The contour dimensions of the ultra-high pressure outer cylinder exhaust end are 3550mm x 2760mm x 1660mm, with a net weight of 25.6 tons. The maximum wall thickness at the flange end is 345mm, the maximum wall thickness at the bearing seat end is 300mm, and the wall thickness of the cylinder is 125mm. The material used is ZG17Cr1Mo1V, with specific chemical composition and mechanical property requirements detailed in Tables 1, 2, 3, and 4.
Table 1: Chemical Composition Requirements (Mass Fraction, %)
| Element | ZG17Cr1Mo1V |
|---|---|
| C | ≤ 0.18 |
| Si | 0.15-0.50 |
| Mn | 0.40-0.80 |
| P | ≤ 0.030 |
| S | ≤ 0.030 |
| Cr | 1.00-1.50 |
| Mo | 0.45-0.65 |
| V | 0.20-0.35 |
| Ni | ≤ 0.30 |
| Cu | ≤ 0.30 |
| N | ≤ 0.020 |
Table 2: Mechanical Properties at Room Temperature
| Property | Requirement |
|---|---|
| Tensile Strength (MPa) | ≥ 585 |
| Yield Strength (MPa) | ≥ 380 |
| Elongation at Break (%) | ≥ 18 |
| Reduction of Area (%) | ≥ 40 |
| Impact Absorption Energy (J) | ≥ 39 (at -20°C) |
Table 3: Hardness Requirements
| Hardness Test | Requirement |
|---|---|
| HBW | ≤ 241 |
Table 4: Additional Mechanical Properties (if specified)

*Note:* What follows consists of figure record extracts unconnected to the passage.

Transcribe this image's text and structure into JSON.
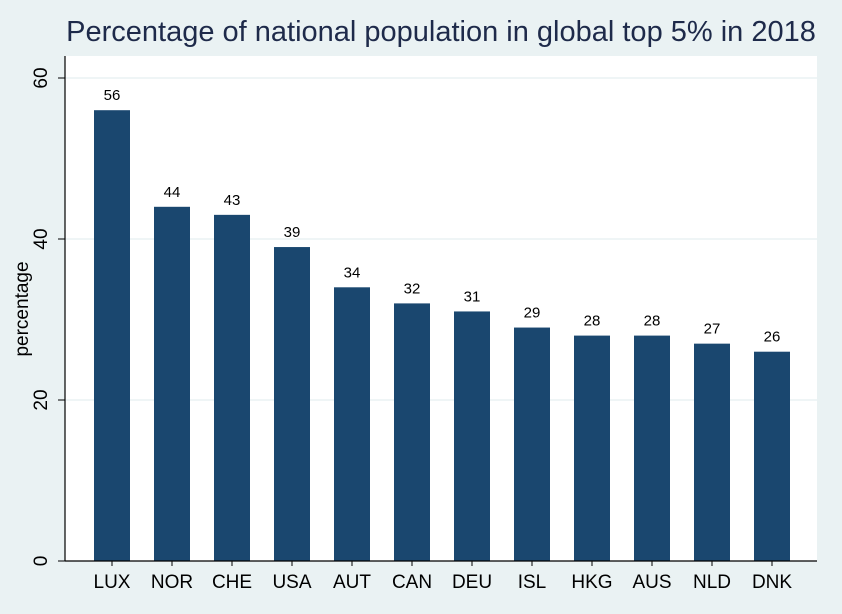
{
  "chart_data": {
    "type": "bar",
    "title": "Percentage of national population in global top 5% in 2018",
    "xlabel": "",
    "ylabel": "percentage",
    "categories": [
      "LUX",
      "NOR",
      "CHE",
      "USA",
      "AUT",
      "CAN",
      "DEU",
      "ISL",
      "HKG",
      "AUS",
      "NLD",
      "DNK"
    ],
    "values": [
      56,
      44,
      43,
      39,
      34,
      32,
      31,
      29,
      28,
      28,
      27,
      26
    ],
    "ylim": [
      0,
      60
    ],
    "yticks": [
      0,
      20,
      40,
      60
    ],
    "grid": true,
    "data_labels": true,
    "colors": {
      "bar": "#1a476f",
      "background": "#eaf2f3",
      "plot": "#ffffff",
      "grid": "#eaf2f3"
    }
  }
}
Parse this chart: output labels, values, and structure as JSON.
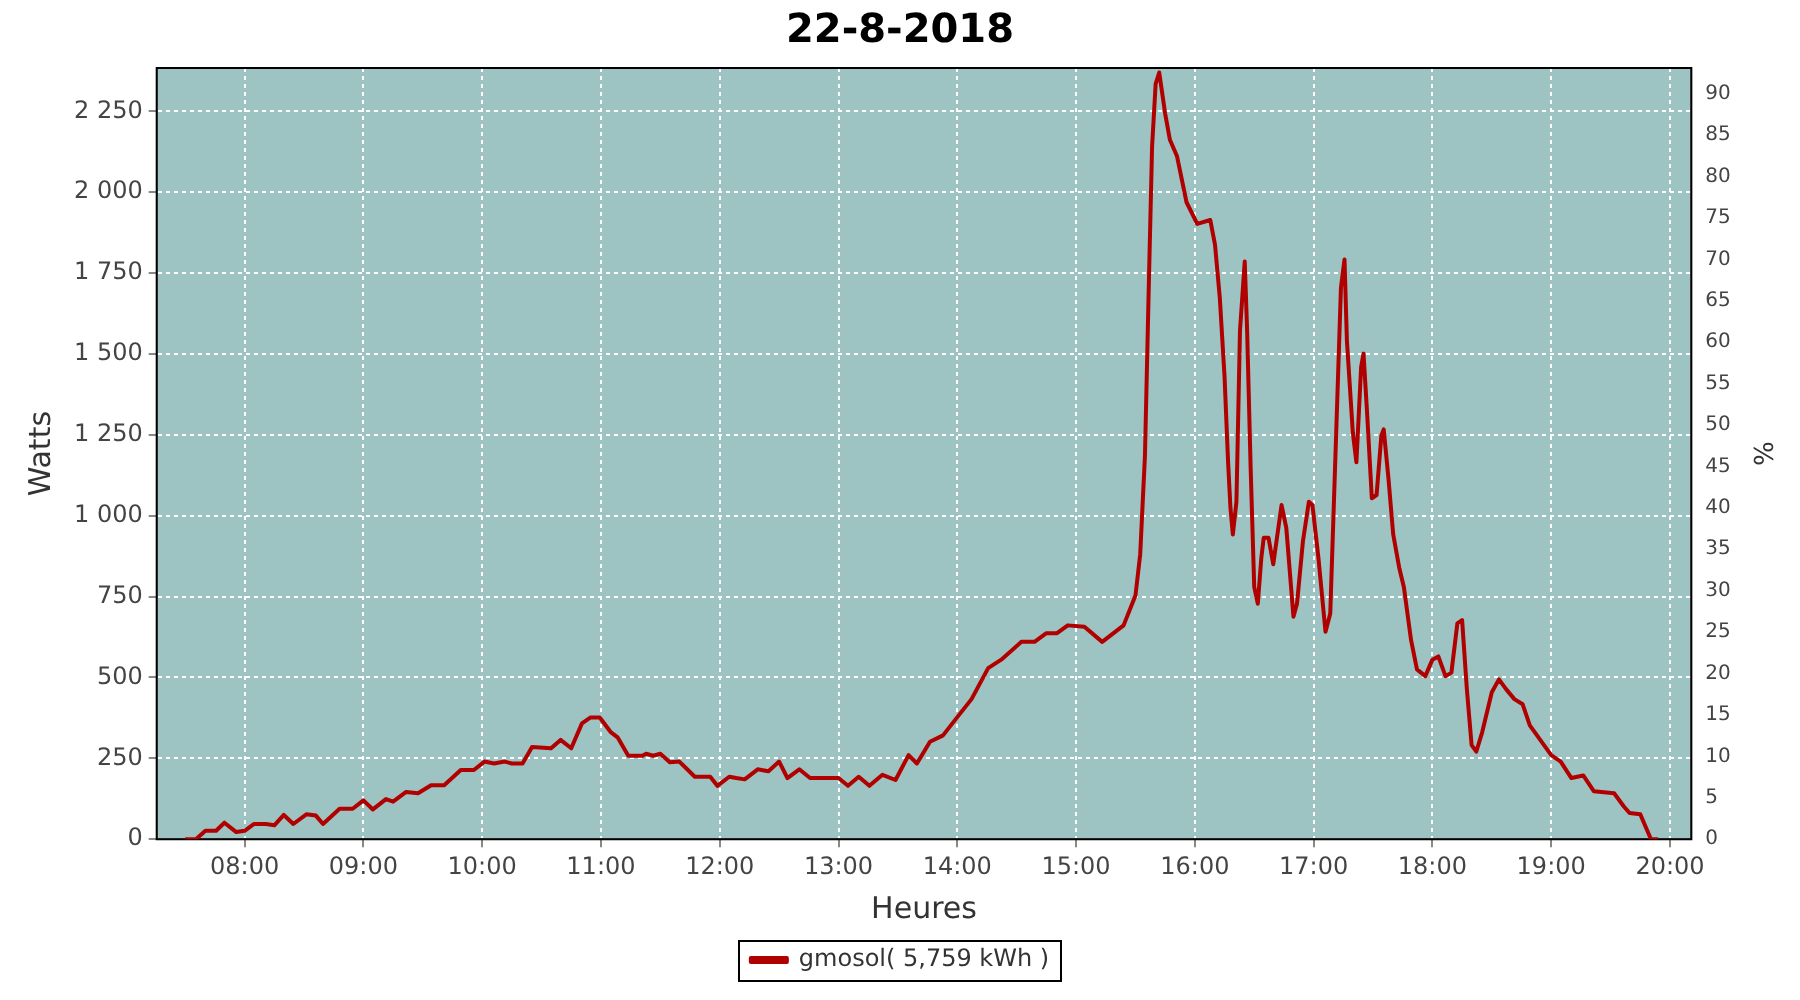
{
  "chart_data": {
    "type": "line",
    "title": "22-8-2018",
    "xlabel": "Heures",
    "ylabel": "Watts",
    "y2label": "%",
    "x": [
      7.5,
      7.59,
      7.67,
      7.76,
      7.83,
      7.93,
      8.0,
      8.08,
      8.18,
      8.25,
      8.33,
      8.41,
      8.52,
      8.6,
      8.66,
      8.8,
      8.91,
      9.0,
      9.08,
      9.19,
      9.25,
      9.36,
      9.46,
      9.57,
      9.68,
      9.82,
      9.93,
      10.02,
      10.1,
      10.19,
      10.25,
      10.34,
      10.42,
      10.58,
      10.66,
      10.75,
      10.84,
      10.91,
      10.99,
      11.08,
      11.14,
      11.23,
      11.35,
      11.38,
      11.44,
      11.5,
      11.58,
      11.66,
      11.79,
      11.92,
      11.98,
      12.08,
      12.14,
      12.21,
      12.32,
      12.41,
      12.5,
      12.57,
      12.67,
      12.76,
      13.0,
      13.08,
      13.17,
      13.26,
      13.37,
      13.48,
      13.59,
      13.66,
      13.77,
      13.88,
      14.01,
      14.12,
      14.26,
      14.37,
      14.54,
      14.65,
      14.75,
      14.84,
      14.93,
      15.07,
      15.22,
      15.4,
      15.5,
      15.54,
      15.58,
      15.61,
      15.64,
      15.67,
      15.7,
      15.75,
      15.79,
      15.85,
      15.93,
      16.02,
      16.13,
      16.17,
      16.21,
      16.25,
      16.28,
      16.3,
      16.32,
      16.35,
      16.38,
      16.42,
      16.44,
      16.47,
      16.5,
      16.53,
      16.56,
      16.58,
      16.62,
      16.66,
      16.73,
      16.77,
      16.83,
      16.86,
      16.91,
      16.96,
      16.99,
      17.04,
      17.1,
      17.14,
      17.18,
      17.23,
      17.26,
      17.28,
      17.33,
      17.36,
      17.4,
      17.42,
      17.45,
      17.49,
      17.53,
      17.57,
      17.59,
      17.63,
      17.67,
      17.72,
      17.76,
      17.82,
      17.87,
      17.94,
      18.0,
      18.05,
      18.11,
      18.16,
      18.21,
      18.25,
      18.29,
      18.33,
      18.37,
      18.42,
      18.5,
      18.56,
      18.62,
      18.69,
      18.76,
      18.82,
      18.92,
      19.0,
      19.08,
      19.17,
      19.27,
      19.36,
      19.53,
      19.61,
      19.66,
      19.75,
      19.84,
      19.9
    ],
    "series": [
      {
        "name": "gmosol( 5,759 kWh )",
        "color": "#b00000",
        "values": [
          0,
          0,
          26,
          26,
          51,
          22,
          26,
          47,
          47,
          43,
          75,
          47,
          77,
          73,
          47,
          94,
          94,
          120,
          92,
          124,
          116,
          146,
          142,
          167,
          167,
          214,
          214,
          240,
          234,
          240,
          234,
          234,
          285,
          281,
          307,
          281,
          358,
          376,
          376,
          332,
          315,
          258,
          258,
          264,
          258,
          264,
          238,
          240,
          193,
          193,
          165,
          193,
          189,
          185,
          216,
          210,
          240,
          189,
          216,
          189,
          189,
          165,
          193,
          165,
          199,
          183,
          260,
          234,
          301,
          321,
          382,
          433,
          529,
          555,
          610,
          610,
          637,
          637,
          661,
          657,
          610,
          661,
          753,
          881,
          1186,
          1674,
          2142,
          2335,
          2370,
          2243,
          2162,
          2111,
          1969,
          1902,
          1914,
          1837,
          1674,
          1430,
          1165,
          1023,
          942,
          1043,
          1572,
          1786,
          1572,
          1145,
          779,
          728,
          871,
          932,
          932,
          850,
          1033,
          962,
          688,
          728,
          921,
          1043,
          1033,
          871,
          641,
          698,
          1145,
          1705,
          1792,
          1542,
          1257,
          1165,
          1460,
          1501,
          1318,
          1054,
          1064,
          1247,
          1267,
          1115,
          942,
          840,
          779,
          616,
          525,
          504,
          555,
          565,
          504,
          515,
          667,
          677,
          464,
          291,
          271,
          332,
          454,
          494,
          464,
          433,
          417,
          352,
          301,
          260,
          240,
          189,
          197,
          148,
          142,
          102,
          81,
          77,
          0,
          0
        ]
      }
    ],
    "xlim": [
      7.26,
      20.18
    ],
    "xticks": [
      {
        "value": 8,
        "label": "08:00"
      },
      {
        "value": 9,
        "label": "09:00"
      },
      {
        "value": 10,
        "label": "10:00"
      },
      {
        "value": 11,
        "label": "11:00"
      },
      {
        "value": 12,
        "label": "12:00"
      },
      {
        "value": 13,
        "label": "13:00"
      },
      {
        "value": 14,
        "label": "14:00"
      },
      {
        "value": 15,
        "label": "15:00"
      },
      {
        "value": 16,
        "label": "16:00"
      },
      {
        "value": 17,
        "label": "17:00"
      },
      {
        "value": 18,
        "label": "18:00"
      },
      {
        "value": 19,
        "label": "19:00"
      },
      {
        "value": 20,
        "label": "20:00"
      }
    ],
    "ylim": [
      0,
      2384
    ],
    "yticks": [
      0,
      250,
      500,
      750,
      {
        "value": 1000,
        "label": "1 000"
      },
      {
        "value": 1250,
        "label": "1 250"
      },
      {
        "value": 1500,
        "label": "1 500"
      },
      {
        "value": 1750,
        "label": "1 750"
      },
      {
        "value": 2000,
        "label": "2 000"
      },
      {
        "value": 2250,
        "label": "2 250"
      }
    ],
    "y2lim": [
      0,
      93.1
    ],
    "y2ticks": [
      0,
      5,
      10,
      15,
      20,
      25,
      30,
      35,
      40,
      45,
      50,
      55,
      60,
      65,
      70,
      75,
      80,
      85,
      90
    ],
    "grid": true,
    "legend": "bottom",
    "marker": "none",
    "line_style": "solid"
  }
}
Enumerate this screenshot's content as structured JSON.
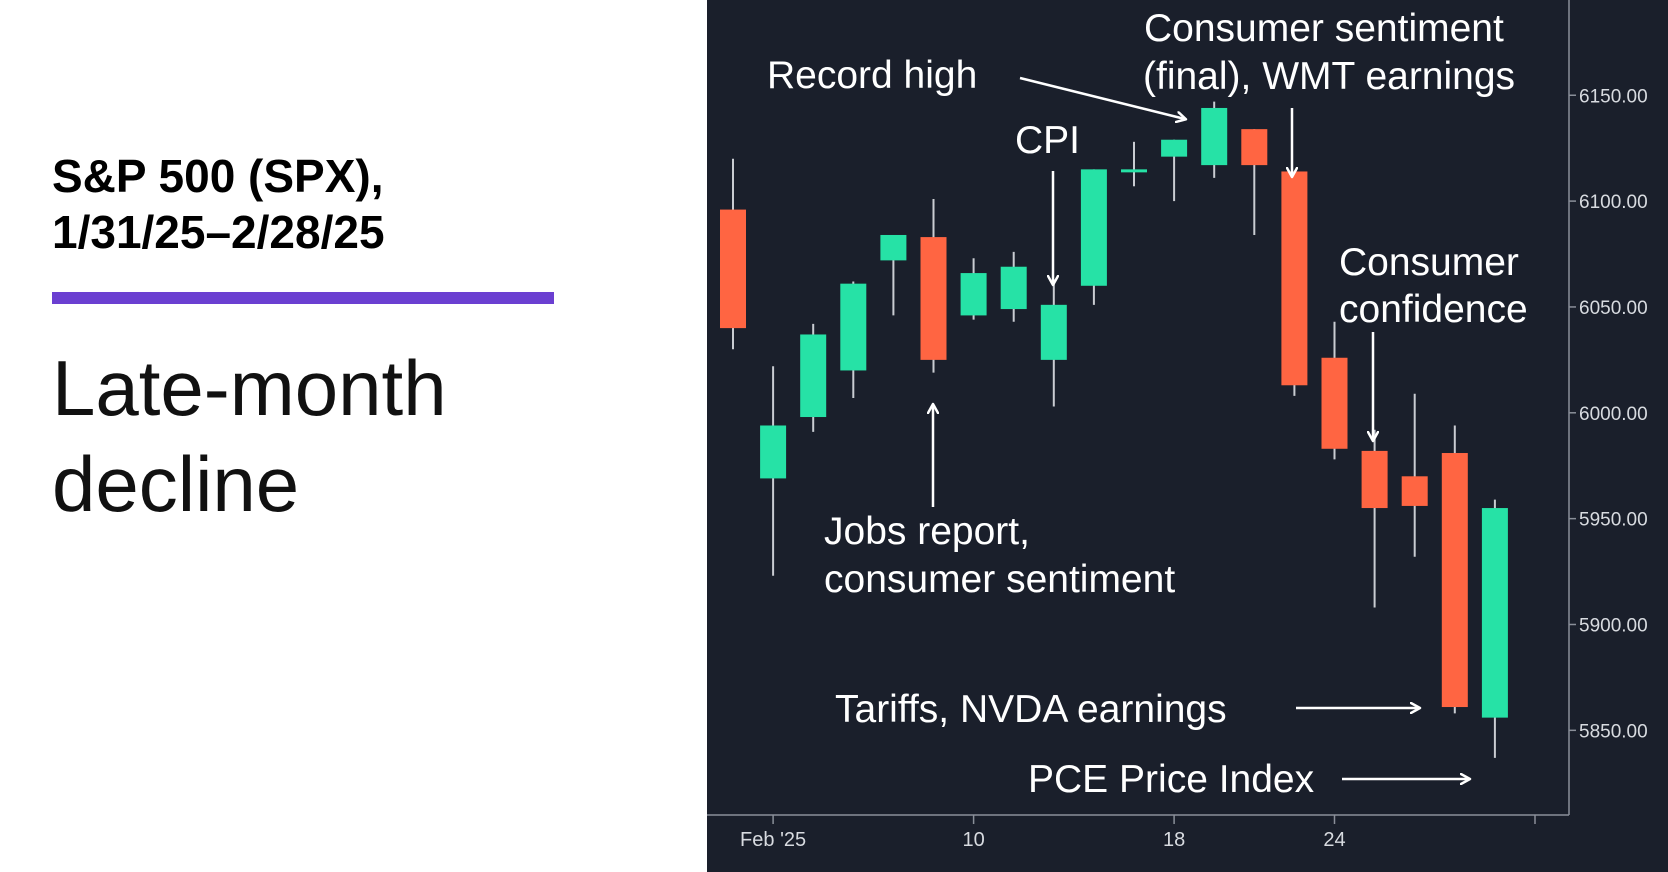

| Property | Requirement |
|---|---|
| Creep Strength (MPa) | (As per agreement) |
| Fatigue Strength (MPa) | (As per agreement) |
| Stress Relaxation Rate (%) | (As per agreement) |
The above tables outline the essential chemical composition and mechanical properties for the ZG17Cr1Mo1V material used in the ultra-high pressure outer cylinder. The values provided ensure the material’s suitability for high-pressure and high-temperature applications, offering excellent strength, ductility, and resistance to creep and fatigue where specified. All tests and inspections shall adhere to the relevant industry standards and specifications to guarantee the quality and reliability of the component.